First, we can't distinguish the Son and Spirit by (c) their receptive material, he says, because the Son and Spirit aren't material things, so there aren't two lumps of material there.

(Note that some scholastic authors, Henry of Ghent in particular, disagree with part of Aquinas's claim here; for Henry of Ghent, the divine essence is like a lump of quasi-material that all the persons are made from. Of course, there's just one such lump, so we couldn't distinguish the Son and Spirit based on that.)

Second, we can't distinguish the Son and Spirit by (b) their 'formal terms' either, because for Aquinas, the Son and Spirit have the very same form, namely the divine essence.

(Again, note that not all scholastic authors accept this. Henry of Ghent, again, thinks the personal properties (not the divine essence) are the forms of the persons, and those are all different.)

Third, that leaves (a) their producers. The Son and Spirit must, then, have different producers. Therefore, Aquinas concludes, the Son must be produced by one person (the Father), and the Spirit must be produced by two (the Father and Son together).

(Note also: This argument could equally conclude that the Son is produced by the Father alone, and the Spirit is produced by the Son alone.

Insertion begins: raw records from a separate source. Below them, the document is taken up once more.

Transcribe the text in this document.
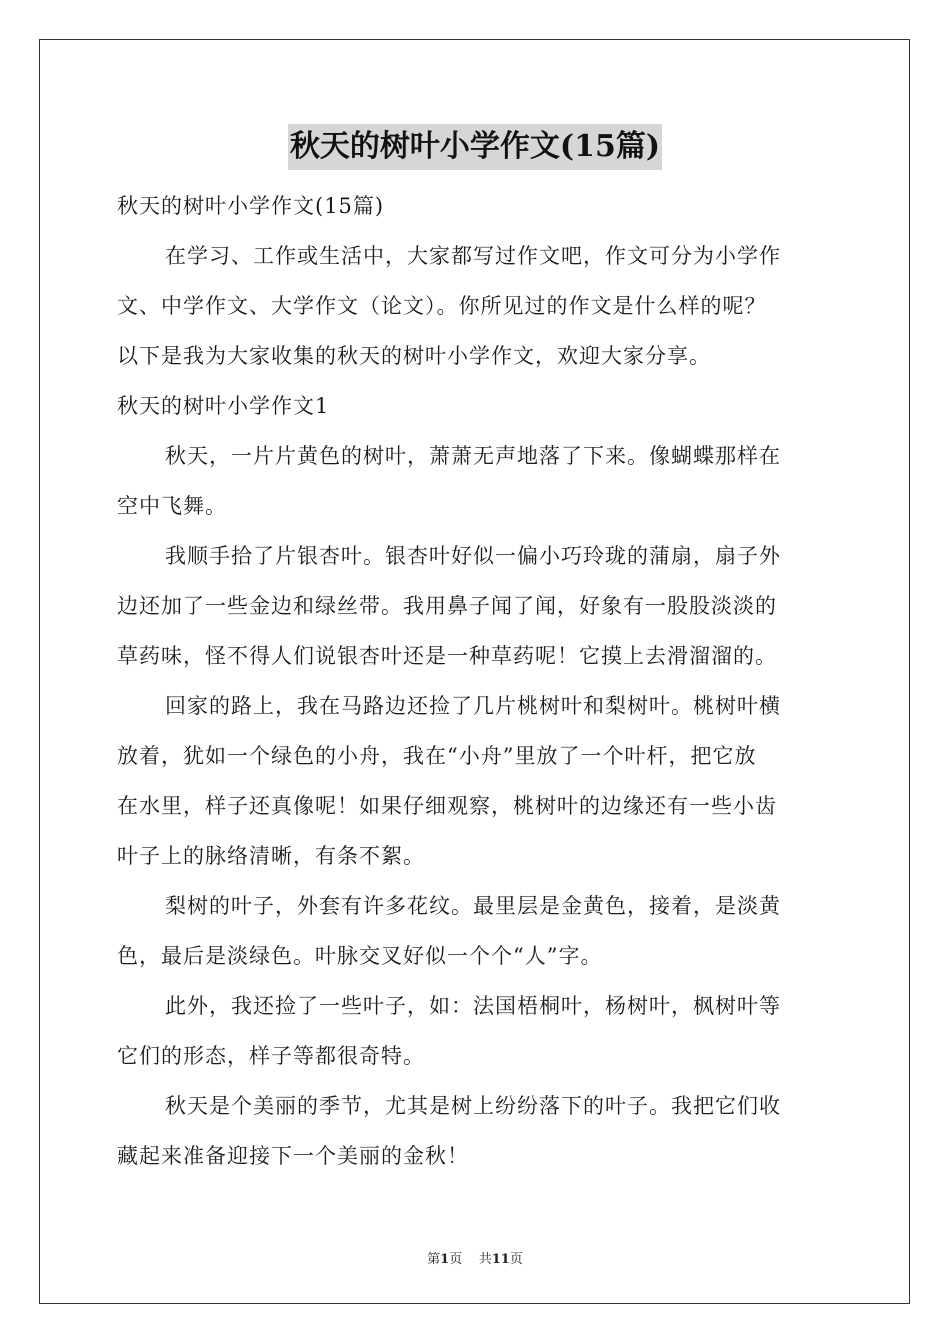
秋天的树叶小学作文(15篇)
秋天的树叶小学作文(15篇)
在学习、工作或生活中，大家都写过作文吧，作文可分为小学作
文、中学作文、大学作文（论文）。你所见过的作文是什么样的呢？
以下是我为大家收集的秋天的树叶小学作文，欢迎大家分享。
秋天的树叶小学作文1
秋天，一片片黄色的树叶，萧萧无声地落了下来。像蝴蝶那样在
空中飞舞。
我顺手拾了片银杏叶。银杏叶好似一偏小巧玲珑的蒲扇，扇子外
边还加了一些金边和绿丝带。我用鼻子闻了闻，好象有一股股淡淡的
草药味，怪不得人们说银杏叶还是一种草药呢！它摸上去滑溜溜的。
回家的路上，我在马路边还捡了几片桃树叶和梨树叶。桃树叶横
放着，犹如一个绿色的小舟，我在“小舟”里放了一个叶杆，把它放
在水里，样子还真像呢！如果仔细观察，桃树叶的边缘还有一些小齿
叶子上的脉络清晰，有条不絮。
梨树的叶子，外套有许多花纹。最里层是金黄色，接着，是淡黄
色，最后是淡绿色。叶脉交叉好似一个个“人”字。
此外，我还捡了一些叶子，如：法国梧桐叶，杨树叶，枫树叶等
它们的形态，样子等都很奇特。
秋天是个美丽的季节，尤其是树上纷纷落下的叶子。我把它们收
藏起来准备迎接下一个美丽的金秋！
第1页 共11页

That'd amount to different producers too. But Aquinas would respond that if the Son were the sole producer of the Spirit, we might as well just call the Son 'father' and the Spirit 'son', for 'father-son' really means 'one producer-one product'. But that would be no good. The notion that 'father-son' relations only apply to 'one producer-one product' scenarios is precisely the point that Aquinas is trying to prove here, so he couldn't slip that in before he's proved it.)